[DOWNLOAD] "Chicano Identity In Chicano Fiction" by Markus Widmer " eBook PDF Kindle ePub Free
eBook details
- Title: Chicano Identity In Chicano Fiction
- Author : Markus Widmer
- Release Date : January 30, 2003
- Genre: Language Arts & Disciplines,Books,Professional & Technical,Education,
- Pages : * pages
- Size : 68 KB
Description
In this essay, I will address the question of Chicano identity by investigating two very different texts, that both deal with a quest for identity in a Mexican-American context: Tomás Rivera's ...And the Earth Did Not Devour Him and Richard Rodriguez Hunger of Memory: The Education of Richard Rodriguez. I will first discuss the contextual differences between the two works. Then I will consider the definitions of identity upon which the texts are based. Going deeper into the works themselves, I will finally discuss along which lines the two quests for identity develop. In conclusion, I will connect my investigations to the question of whether Chicano identity is unified or fragmented. Both Tomás Rivera's ...And the Earth Did Not Devour Him and Richard Rodriguez Hunger of Memory are about an individual searching for his identity. In both works, the protagonist is a Mexican-American or Chicano. However, the differences between the two books are huge.

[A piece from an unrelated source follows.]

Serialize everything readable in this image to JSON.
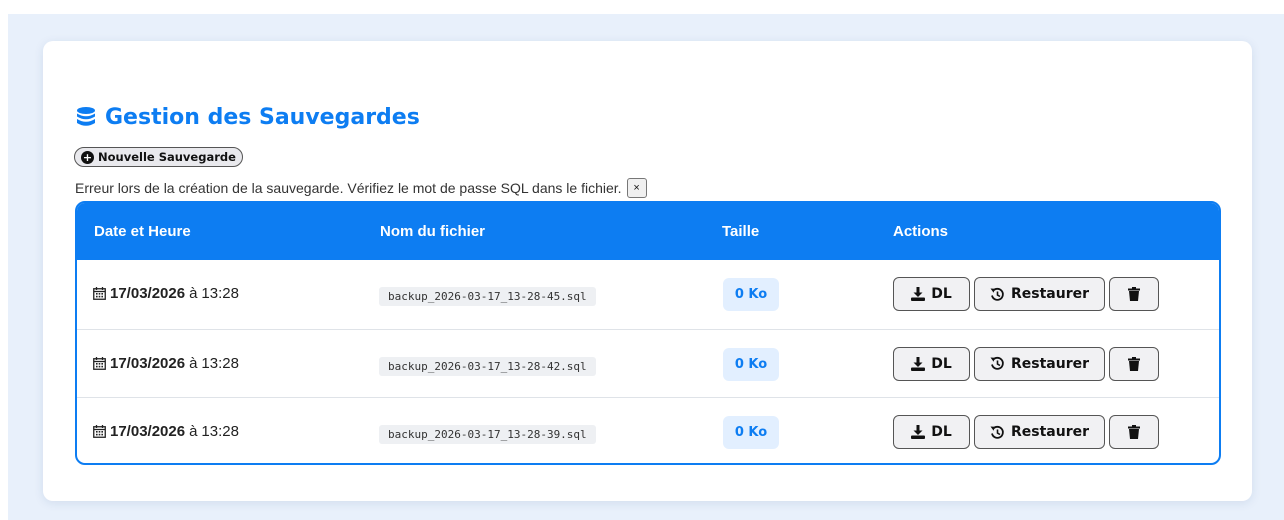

The generic difference is most obvious: Rivera's work is a fictional narrative, which Héctor Calderón termed novel-as-tales'.1 Rodriguez, referring to his book, speaks of [e]ssays impersonating an autobiography (p. 7). This entails that the subject searching for identity is, in Rodriguez case, the author himself, or rather his literary image. In Rivera's case, the subject is purely fictional, although some critics have identified this literary subject with the author. Seminar paper aus dem Jahr 1998 im Fachbereich Amerikanistik - Literatur, Note: 2 (B), University of Aberdeen (English Department), Veranstaltung: Chicano Fiction, 9 Quellen im Literaturverzeichnis, Sprache: Englisch.